The cool weather and the dark skies brings back memories which have been pushed into a corner in the crowd, which I have not had time to contemplate...

I sit at a crowded table in a Thai restaurant and the smiling (but nice) waiter brings me my diluted ginger tea-- it is in fact just ginger and hot water. The Southafrican by my side is inspired and orders one herself, I tell her to ask them to dilute it from the start. I put some lemon into it, and try to chat up the Anglo-Irish guy on my left, but he's not forthcoming. I see that his attention is fixed on the slanted eye Austrian beauty (surely she has some Oriental ancestry), but she's too far away to speak, it's a very noisy joint. Then the Southafrican and the English guy diagonal from me start talking about a conference in Joberg, and I listen as if all the names should be known to me.
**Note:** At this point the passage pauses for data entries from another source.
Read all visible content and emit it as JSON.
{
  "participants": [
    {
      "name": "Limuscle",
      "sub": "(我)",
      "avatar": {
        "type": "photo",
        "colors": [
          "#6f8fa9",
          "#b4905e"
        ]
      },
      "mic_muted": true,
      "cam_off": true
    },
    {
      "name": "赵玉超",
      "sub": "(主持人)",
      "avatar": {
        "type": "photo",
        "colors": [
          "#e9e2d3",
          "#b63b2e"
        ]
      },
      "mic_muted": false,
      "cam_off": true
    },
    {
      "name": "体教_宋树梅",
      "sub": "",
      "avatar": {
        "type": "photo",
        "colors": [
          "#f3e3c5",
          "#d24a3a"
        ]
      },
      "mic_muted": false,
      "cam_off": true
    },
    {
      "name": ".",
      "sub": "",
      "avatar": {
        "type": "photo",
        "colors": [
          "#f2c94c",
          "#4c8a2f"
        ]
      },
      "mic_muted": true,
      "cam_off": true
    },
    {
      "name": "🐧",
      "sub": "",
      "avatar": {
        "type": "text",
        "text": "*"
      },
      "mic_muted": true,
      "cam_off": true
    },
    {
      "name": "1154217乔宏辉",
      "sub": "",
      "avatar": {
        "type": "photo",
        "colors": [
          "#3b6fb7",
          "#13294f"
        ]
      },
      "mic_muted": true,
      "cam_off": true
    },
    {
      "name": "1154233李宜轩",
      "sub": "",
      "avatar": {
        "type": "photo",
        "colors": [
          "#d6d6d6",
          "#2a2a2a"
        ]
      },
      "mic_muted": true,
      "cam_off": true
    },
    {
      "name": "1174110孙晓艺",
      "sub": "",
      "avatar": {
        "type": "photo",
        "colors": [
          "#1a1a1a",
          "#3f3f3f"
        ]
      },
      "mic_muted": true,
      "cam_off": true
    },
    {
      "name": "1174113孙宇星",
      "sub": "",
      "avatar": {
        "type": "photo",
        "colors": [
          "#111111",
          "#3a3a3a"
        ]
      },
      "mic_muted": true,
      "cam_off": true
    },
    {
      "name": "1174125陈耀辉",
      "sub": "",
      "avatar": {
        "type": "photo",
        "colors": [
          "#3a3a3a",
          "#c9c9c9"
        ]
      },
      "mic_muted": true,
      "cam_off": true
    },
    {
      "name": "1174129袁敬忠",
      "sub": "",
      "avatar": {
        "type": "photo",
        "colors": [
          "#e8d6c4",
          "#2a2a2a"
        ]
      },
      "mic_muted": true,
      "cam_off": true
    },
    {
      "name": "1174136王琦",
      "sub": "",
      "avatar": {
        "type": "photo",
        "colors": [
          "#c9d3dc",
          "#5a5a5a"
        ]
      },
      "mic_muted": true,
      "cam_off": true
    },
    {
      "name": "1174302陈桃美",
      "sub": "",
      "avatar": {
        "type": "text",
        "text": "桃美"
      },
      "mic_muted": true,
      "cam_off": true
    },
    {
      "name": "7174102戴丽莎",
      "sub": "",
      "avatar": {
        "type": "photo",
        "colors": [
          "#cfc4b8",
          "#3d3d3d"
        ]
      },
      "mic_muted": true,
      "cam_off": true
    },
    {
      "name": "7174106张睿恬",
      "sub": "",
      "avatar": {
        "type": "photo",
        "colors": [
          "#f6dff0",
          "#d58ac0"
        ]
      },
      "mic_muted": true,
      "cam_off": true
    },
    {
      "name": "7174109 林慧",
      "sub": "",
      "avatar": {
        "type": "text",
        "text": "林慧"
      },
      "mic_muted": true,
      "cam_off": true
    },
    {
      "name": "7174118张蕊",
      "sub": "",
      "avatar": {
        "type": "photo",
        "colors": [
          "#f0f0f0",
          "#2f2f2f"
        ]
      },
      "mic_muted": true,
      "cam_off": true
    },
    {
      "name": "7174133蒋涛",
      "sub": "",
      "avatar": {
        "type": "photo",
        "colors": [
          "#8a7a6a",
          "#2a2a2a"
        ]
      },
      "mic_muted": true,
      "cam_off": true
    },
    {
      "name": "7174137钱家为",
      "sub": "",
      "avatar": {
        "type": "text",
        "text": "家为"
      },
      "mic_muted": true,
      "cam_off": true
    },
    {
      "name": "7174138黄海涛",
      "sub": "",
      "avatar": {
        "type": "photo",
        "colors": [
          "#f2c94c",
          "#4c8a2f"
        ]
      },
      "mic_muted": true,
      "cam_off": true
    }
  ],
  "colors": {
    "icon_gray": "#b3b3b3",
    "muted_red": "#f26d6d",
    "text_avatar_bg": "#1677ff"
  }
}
I know Joseph Conrad alright, but that's about it. Then the Southafrican lady turns to me once again and asks me if I find it difficult to find halal food in Germany. I whine. The slanted eye Austrian beauty eyes me, I don't know whether to play the good neighbour or the nasty exile. I turn the topic unto the Nünnings, it never fails in a German speaking context. Then the Austrian beauty and I exchange compliments concerning our accents, and with her lovely accent the Southafrican lady joins in. The Austrian beauty blushes a little, it will be sometime yet before she gets used to it, it seems. The Southafrican lady is a professor and wears what looks like a hautecouture skirt. I love. She tries to lift my bag and is appalled at the weight. It's my old laptop inside.

It is infernally cold outside and the hot ginger has opened my sinuses. I imagine what it will be like if I breath that in, and decide to take a taxi rather than find a busstop.

I am a stranger in Cambridge. And I have come so ill-prepared, I don't even have a map of the town. Unheard of in my travelling history. And in the dark it will be triply difficult- finding the salmon-coloured English faculty in the morning was quite an adventure in broad day-light. I missed the talk of the professor from Leeds, is that why he spurns every attempt at conversation I make and turns his head towards the Southafrican professor? I do my Southafrican trick. I tell her I have never met a black Southafrican. I tell her that I have even met someone from Swaziland and he was the blondest guy ever.

Anyway, I am pleased with the company of the Austrian beauty and the Southafrican prof who listens to my old tricks with Ottoman composure. I like her.

All those present, it turns out, will be staying in Cambridge that night. So I pack bags and make a move. First the train into London, and then to what seems to be a longer journey into Bromley.

The Bromley library, or rather the librarian, that's still another story...

1 comment:

Lonely Feet said...

You have a very lucid, flowing style to describing scenes, and in these little scenes you portray you kind of build up our tension and leave us there...

you must sit down and write a complete story. I am waiting for that.

and where's your eliot, I want to see that.